Wow guys, thanks for the great great advice! I know safety is important or I wouldn't even bring it up. I'm certainly not interested in an old set up that requires me to lung for the brake controller knob lol. I had one in an old 60's van...... it was a knee knocker so I tossed it. That said, I will not later my original wagon. I'm mean, what next disc brakes? I like the separate battery idea, I wondered about that before I posted but wanted some unbiased opinions. I think it could work. I'll check into that! It is true some trailers don't have brakes. If a trailer weighs in at 1500 pounds or more it will have them however. Not to ruffle Mr.

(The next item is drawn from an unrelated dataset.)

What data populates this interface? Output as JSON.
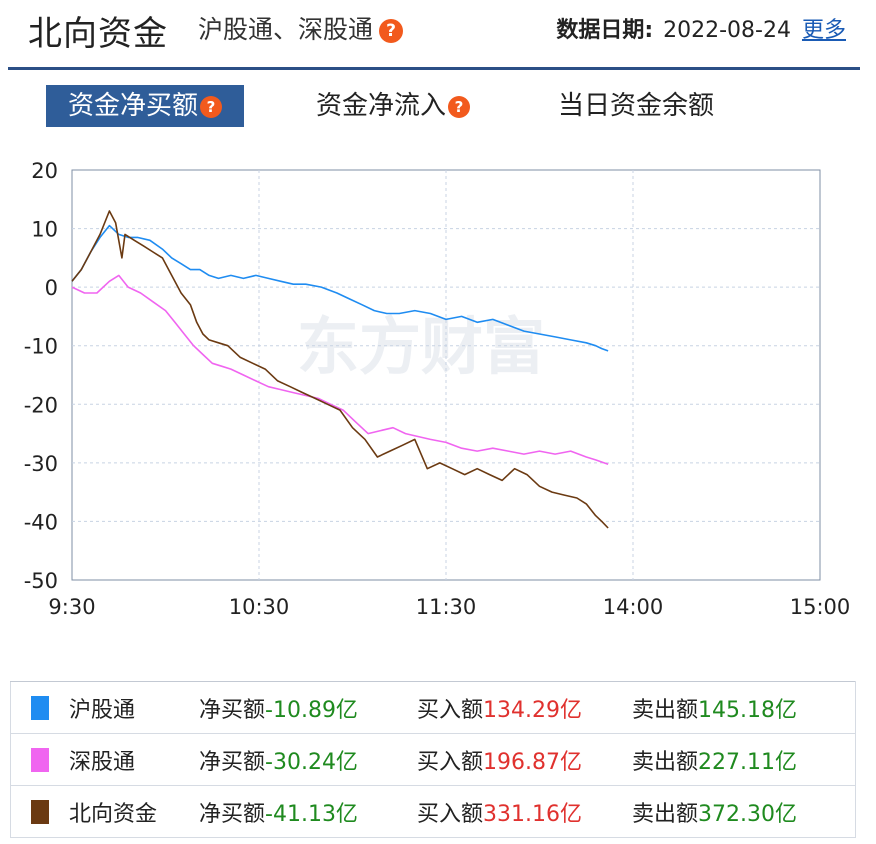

Tin Can tourist's feathers (and thanks for the scathing reply BTW), but having been to many many vintage trailer rallies, I can say with all confidence many trailerites don't run any brake system. I'm not that stupid and I don't drive 75 like many of them do either. The thing is a lot of people with vintage trailers are idiots and I have seen it first hand. I happen to heartily agree with Mr. Tin Can and hopefully he and others can educate these boneheads. My priniple interest was finding out if I could use a modern brake controller. Thanks to all for setting me straight!
Scathing? Really? I thought I was being thoughtful and offering good advice! The HAMB is getting SOOO sensitive lately... Brian
umm..im not sure if this even came up on this thread or not...but, does your "vintage" trailer even have electric brakes? or is this something your planning on installing? good thinking if you are I dont have it in front of me so dont lambaist me if i miss the weight..but i think in my state it has to be over 3500#? before brakes are required..
Relax Brian.......you tried....some people resist edication..... No shortage of stubborness on the HAMB! Ray
Buy a small converter....they are not that expensive... As stated...why change what worked in the past. Just be aware of it's limits... Good luck, JMHO. Cheers,
Oh yeah, it has brakes. It's a '66 Lo-liner. Dry weight is 1800 and I believe here in Calif, anything over 1500 would have them. My Airfloat is 2700 and it has some nasty looking brakes on it!
You are correct: California V. C. Section 26303 Trailer Coaches and Camp Trailers Trailer Coaches and Camp Trailers 26303. Every trailer coach and every camp trailer having a gross weight of 1,500 pounds or more, but exclusive of passengers, shall be equipped with brakes on at least two wheels which are adequate, supplemental to the brakes on the towing vehicle, to enable the combination of vehicles to comply with the stopping distance requirements of Section 26454. Amended Ch. 1536, Stats. 1971. Operative May 3, 1972.
Update on subject for any who care. Hayes made a hydraulically activated trailer control. It connects via the master brake cylinder but is activated electrically either 6 or 12 volt.They only stopped making it a couple of years ago and may still be available. I'm searching for one now. Wish me luck.